Anlage des Glossars

Einführung

Ansatz und Vorhaben 

Das Neusprech-Glossar knüpft an eine zurückliegende Initiative (Zeitraum 2004/2005) an – die Wiki-Plattform "Neosprech: Informationsseite über die Sprache des Neoliberalismus" (http://www.neosprech.de). Leider ist diese Webseite inzwischen nicht mehr aufrufbar.

Auf der Wiki-Plattform wurden 'Schlüsselbegriffe des Neoliberalismus' sowie 'Schlüsselsätze und Denkfiguren des Neosprech' gesammelt und erörtert. Der Begriff 'Neosprech', in Anlehnung an George Orwells Begriff 'Newspeak' ('Neusprech') verwendet, steht auf der Plattform für "die schönfärberische und verschleiernde Sprache, die den neoliberalen Umbau der Gesellschaft begleitet".

Das Vorhaben der AG ist, in Weiterführung der Wiki-Plattform, auf den aktuellen Sprachgebrauch – nach der jüngsten Krise des Neoliberalismus im Gefolge der globalen Finanzkrise – gerichtet und begrifflich weiter gefasst: Gesammelt werden Wörter und Wendungen, die zu neoliberalen Bestrebungen in Beziehung stehen (nicht nur spezielle Schlüsselbegriffe und Denkfiguren). In der Anfangsphase wird die Sammlung vor allem von zeitnahen Themen bestimmt, ohne dass besondere Kriterien der Auswahl vorgegeben sind; für spätere Phasen wird eine zunehmend systematische Erfassung angestrebt.

Aufbau und Gestaltung

Die Beiträge zu den ausgewählten Wörtern und Wendungen sollen analytisch-kritisch, möglichst kurz gefasst und leicht verständlich sein.
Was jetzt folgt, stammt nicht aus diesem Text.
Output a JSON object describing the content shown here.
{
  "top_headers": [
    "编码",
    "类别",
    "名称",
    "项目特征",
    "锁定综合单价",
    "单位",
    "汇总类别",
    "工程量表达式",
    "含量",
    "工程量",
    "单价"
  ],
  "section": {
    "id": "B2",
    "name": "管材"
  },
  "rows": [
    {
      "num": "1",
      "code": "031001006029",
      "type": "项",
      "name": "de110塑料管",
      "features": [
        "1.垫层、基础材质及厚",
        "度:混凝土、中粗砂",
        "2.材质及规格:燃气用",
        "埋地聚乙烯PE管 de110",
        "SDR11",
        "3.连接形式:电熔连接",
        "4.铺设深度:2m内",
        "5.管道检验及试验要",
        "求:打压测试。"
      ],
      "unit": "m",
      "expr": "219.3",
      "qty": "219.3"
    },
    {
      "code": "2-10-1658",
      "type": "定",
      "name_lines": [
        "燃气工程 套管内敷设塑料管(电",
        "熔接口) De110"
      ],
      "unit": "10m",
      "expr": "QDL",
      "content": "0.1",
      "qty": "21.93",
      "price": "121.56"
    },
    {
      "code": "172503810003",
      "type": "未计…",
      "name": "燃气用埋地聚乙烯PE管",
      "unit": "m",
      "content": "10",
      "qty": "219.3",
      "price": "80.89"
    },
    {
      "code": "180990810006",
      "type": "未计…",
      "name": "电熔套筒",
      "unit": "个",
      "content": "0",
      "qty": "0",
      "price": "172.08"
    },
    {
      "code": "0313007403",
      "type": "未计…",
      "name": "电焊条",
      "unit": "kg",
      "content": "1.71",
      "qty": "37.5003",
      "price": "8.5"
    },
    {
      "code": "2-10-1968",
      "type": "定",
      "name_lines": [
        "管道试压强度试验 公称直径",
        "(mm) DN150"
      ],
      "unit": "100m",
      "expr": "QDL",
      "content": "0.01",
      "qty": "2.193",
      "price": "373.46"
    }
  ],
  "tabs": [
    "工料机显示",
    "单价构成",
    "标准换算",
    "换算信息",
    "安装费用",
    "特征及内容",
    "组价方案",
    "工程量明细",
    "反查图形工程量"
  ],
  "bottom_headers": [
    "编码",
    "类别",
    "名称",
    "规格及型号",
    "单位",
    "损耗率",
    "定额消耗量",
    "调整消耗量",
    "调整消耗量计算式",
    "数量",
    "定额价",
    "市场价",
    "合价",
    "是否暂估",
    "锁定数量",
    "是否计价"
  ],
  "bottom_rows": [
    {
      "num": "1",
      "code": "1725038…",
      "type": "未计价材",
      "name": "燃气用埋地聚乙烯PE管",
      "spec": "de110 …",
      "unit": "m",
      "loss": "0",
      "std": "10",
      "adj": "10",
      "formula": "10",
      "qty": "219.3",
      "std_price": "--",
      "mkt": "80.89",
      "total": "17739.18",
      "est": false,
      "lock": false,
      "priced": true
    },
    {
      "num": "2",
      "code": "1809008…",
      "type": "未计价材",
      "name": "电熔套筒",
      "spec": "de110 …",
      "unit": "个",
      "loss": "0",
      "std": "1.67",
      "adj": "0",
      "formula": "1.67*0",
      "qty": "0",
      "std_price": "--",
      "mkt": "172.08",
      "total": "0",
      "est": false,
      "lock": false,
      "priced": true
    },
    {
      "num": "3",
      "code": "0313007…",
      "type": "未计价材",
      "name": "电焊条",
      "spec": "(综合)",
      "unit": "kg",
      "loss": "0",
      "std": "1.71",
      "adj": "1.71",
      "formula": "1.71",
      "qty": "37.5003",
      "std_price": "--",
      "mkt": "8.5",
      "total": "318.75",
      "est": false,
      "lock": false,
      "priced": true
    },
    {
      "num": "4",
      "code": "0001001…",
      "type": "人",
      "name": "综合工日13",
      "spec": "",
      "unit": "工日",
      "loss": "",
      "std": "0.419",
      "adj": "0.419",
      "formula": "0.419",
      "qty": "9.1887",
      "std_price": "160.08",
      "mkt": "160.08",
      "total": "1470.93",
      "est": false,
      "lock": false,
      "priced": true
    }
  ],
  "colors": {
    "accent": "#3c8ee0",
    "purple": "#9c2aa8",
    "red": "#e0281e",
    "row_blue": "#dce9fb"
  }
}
Folgende inhaltliche Aspekte werden berücksichtigt:

  • normale Bedeutung des betreffenden Wortes bzw. der Wendung in der Alltags- oder Fachsprache;
  • spezielle Bedeutungszuweisung (offen oder verdeckt) im vorgefundenen Kontext;
  • Einbeziehung von Sekundärliteratur mit Quellenangaben.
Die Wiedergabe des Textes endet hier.